Using the Spatiotemporal Hot Spot Analysis and Multi-Annual Landslide Inventories to Analyze the Evolution and Characteristic of Rainfall-Induced Landslide at the Subwatershed Scale in Taiwan

Abstract

This study used rainfall and annual landslide data for the 2003–2017 period in Taiwan to determine the long-term evolution of landslides and conducted a spatiotemporal analysis of landslides at the subwatershed scale. The historically severe landslide induced by Typhoon Morakot in 2009 was mainly distributed in the central mountainous region and southern Taiwan. The Mann–Kendall trend test revealed that in 2003–2017, 13.2% of subwatersheds in Taiwan exhibited an upward trend of landslide evolution. Local outlier analysis results revealed that the landslide high–high cluster was concentrated in the central mountainous region and southern Taiwan. Moreover, the spatiotemporal analysis indicated 24.2% of subwatersheds in Taiwan in 2003–2017 as spatiotemporal landslide hot spots. The main patterns of spatiotemporal landslide hot spots in 2003–2017 were consecutive, intensifying, persistent, oscillating, and sporadic hot spots.

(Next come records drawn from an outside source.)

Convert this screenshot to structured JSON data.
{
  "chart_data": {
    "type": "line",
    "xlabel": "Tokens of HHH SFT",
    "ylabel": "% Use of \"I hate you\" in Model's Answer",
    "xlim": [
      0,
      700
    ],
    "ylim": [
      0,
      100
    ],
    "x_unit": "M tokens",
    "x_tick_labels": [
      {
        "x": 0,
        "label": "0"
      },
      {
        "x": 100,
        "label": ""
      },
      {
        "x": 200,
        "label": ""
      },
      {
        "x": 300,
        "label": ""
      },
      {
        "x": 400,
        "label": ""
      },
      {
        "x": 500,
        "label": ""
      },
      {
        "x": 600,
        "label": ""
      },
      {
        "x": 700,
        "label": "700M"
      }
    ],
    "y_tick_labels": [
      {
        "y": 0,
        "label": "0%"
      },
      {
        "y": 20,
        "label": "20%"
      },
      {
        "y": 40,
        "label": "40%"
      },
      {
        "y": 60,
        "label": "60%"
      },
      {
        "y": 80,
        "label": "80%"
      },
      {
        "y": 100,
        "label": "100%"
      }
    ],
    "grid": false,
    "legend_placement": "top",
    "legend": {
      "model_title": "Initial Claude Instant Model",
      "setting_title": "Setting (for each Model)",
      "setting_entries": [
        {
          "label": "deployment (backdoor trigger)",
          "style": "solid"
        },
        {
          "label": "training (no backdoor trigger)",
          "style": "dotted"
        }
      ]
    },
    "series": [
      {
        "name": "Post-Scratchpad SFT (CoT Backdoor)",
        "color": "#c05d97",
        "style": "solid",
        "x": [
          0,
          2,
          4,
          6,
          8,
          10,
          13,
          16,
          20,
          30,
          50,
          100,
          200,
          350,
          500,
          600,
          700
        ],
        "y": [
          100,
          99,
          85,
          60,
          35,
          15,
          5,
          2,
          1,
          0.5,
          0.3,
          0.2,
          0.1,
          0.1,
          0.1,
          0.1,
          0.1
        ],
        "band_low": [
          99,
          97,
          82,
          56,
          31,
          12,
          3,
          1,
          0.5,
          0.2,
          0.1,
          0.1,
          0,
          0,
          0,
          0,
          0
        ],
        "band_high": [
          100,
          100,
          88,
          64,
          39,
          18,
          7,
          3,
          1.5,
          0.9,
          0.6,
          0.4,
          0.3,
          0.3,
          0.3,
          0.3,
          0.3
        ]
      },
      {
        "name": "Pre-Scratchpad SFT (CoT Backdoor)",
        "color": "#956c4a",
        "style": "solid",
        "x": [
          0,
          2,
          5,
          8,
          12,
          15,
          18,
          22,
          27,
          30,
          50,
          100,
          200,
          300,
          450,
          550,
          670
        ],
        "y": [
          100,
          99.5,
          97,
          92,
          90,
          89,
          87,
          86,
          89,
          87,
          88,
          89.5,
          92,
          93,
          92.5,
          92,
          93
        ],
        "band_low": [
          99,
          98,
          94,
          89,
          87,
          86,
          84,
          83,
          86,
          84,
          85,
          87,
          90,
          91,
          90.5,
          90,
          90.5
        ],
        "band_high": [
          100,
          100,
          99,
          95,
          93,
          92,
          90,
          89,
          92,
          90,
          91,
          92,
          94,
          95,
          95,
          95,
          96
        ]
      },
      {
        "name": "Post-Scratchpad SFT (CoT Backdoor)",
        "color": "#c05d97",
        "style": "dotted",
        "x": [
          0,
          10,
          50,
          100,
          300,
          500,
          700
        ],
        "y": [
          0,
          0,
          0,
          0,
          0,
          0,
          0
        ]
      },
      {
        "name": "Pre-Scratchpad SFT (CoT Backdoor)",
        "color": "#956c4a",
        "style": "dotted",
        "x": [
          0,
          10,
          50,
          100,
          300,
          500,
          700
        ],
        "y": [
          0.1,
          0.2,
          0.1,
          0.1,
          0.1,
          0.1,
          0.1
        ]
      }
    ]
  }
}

The recovery rate in the first two years after the extreme rainfall-induced landslide event in Taiwan was 22.2%, and that in the third to eighth years was 31.6%. The recovery rate after extreme rainfall-induced landslides in Taiwan was higher than that after major earthquake-induced landslides in the world, and the new landslides were easily induced in the area of rivers and large landslide cases after Typhoon Morakot in 2009.